With a wave of new mortgage products for landlords providing a solid return on investment, mortgage broker, Springtide Capital, says there has never been a better time to become a buy-to-let investor.

According to the broker, in the past year the cost of rates are down nearly 25%, making a significant difference to funding for potential borrowers.

Further research also indicates that while the mortgage market is appealing to BTL landlords at present, there are still a number of novice property investors who are making common mistakes with their portfolios and finances.

Nicholas Barnes, head of research for Chesterton Humberts says: “Building a BTL portfolio does not automatically guarantee financial success and before entering the market, investors would be well advised to prepare a detailed business plan to prevent nasty shocks further down the line.”

Barnes says that a basic checklist for BTL landlords would include the following considerations:

Tenant demand: the first question to ask is what is the likely level of rental demand for my properties? Thorough research on location and type of property which is most in demand should be conducted.

Pricing: again, research your target market in terms of rental levels and what is realistically achievable plus anticipated uplift over time (which will likely be linked to changes in RPI).

Acquisition & ongoing costs: operating costs as well as purchase costs must be allowed for as this is the only way (once your rental income has been factored in) of calculating what your gross and net yields will be.

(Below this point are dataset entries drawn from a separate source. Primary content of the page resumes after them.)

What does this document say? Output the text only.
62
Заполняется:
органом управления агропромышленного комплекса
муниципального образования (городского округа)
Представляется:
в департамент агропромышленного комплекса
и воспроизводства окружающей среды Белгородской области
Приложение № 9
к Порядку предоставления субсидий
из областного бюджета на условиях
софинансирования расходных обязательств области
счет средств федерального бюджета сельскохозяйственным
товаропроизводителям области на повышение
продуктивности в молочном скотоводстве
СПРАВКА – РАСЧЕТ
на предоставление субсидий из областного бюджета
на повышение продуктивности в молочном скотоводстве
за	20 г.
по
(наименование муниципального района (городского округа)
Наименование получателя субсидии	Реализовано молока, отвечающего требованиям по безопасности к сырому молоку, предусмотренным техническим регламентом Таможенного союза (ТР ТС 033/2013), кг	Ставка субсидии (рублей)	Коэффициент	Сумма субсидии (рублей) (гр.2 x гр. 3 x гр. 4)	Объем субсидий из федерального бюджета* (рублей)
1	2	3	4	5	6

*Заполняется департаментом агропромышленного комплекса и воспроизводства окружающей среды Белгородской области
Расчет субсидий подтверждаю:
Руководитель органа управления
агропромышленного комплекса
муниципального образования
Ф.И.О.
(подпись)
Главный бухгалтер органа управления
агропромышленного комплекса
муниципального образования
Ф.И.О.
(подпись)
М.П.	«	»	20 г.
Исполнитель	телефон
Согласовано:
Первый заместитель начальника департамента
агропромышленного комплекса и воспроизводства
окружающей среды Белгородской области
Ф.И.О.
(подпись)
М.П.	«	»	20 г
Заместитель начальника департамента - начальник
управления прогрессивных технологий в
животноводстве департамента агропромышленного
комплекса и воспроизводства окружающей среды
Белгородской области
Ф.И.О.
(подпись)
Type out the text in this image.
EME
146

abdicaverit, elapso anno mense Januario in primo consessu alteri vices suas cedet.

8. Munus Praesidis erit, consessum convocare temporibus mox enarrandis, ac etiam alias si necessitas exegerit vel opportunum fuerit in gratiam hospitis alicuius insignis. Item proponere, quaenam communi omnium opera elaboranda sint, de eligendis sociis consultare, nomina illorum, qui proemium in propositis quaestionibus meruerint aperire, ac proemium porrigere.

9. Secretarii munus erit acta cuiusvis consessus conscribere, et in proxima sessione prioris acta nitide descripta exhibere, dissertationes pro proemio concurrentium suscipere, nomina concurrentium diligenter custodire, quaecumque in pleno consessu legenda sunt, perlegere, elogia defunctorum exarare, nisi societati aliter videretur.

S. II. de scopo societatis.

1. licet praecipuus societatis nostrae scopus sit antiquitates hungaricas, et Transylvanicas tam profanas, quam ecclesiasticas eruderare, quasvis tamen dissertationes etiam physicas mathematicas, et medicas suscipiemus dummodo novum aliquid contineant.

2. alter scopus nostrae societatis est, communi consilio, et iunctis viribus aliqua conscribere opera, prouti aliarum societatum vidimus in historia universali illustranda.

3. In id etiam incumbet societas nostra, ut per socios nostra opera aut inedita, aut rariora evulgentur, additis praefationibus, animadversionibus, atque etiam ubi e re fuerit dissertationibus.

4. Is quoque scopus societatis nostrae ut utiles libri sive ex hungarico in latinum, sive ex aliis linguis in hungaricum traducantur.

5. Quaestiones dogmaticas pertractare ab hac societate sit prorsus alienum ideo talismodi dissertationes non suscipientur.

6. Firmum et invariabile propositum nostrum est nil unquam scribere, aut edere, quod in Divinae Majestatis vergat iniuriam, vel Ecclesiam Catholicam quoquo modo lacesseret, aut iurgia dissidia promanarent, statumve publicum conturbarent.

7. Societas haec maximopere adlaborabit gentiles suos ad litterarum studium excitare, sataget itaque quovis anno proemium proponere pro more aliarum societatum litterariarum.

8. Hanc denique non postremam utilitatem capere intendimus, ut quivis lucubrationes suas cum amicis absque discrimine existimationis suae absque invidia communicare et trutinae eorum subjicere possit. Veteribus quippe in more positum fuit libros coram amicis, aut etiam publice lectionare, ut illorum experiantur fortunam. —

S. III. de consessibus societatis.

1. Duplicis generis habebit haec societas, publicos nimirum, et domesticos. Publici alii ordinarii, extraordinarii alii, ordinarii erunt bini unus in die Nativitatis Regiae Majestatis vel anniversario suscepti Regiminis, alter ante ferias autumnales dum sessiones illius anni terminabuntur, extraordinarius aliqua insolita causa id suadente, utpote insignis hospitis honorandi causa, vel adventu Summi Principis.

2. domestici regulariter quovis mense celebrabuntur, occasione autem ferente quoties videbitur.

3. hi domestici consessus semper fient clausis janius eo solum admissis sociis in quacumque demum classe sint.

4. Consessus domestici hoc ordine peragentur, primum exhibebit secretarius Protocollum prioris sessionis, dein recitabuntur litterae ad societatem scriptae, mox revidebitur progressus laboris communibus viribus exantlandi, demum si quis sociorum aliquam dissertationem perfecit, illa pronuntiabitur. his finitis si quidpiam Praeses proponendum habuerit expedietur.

Remember also to allow for the inevitable void periods and allow for a sink fund to cover repair & maintenance costs along with professional fees and possible legal bills. Don’t forget the tax aspects either!

Exit strategy: before committing, you should always consider your exit options – for example, will you be able to sell your property easily should you want to? It is worth noting that property is generally regarded as a longer term investment as it is less liquid than, say, equities, securities or commodities.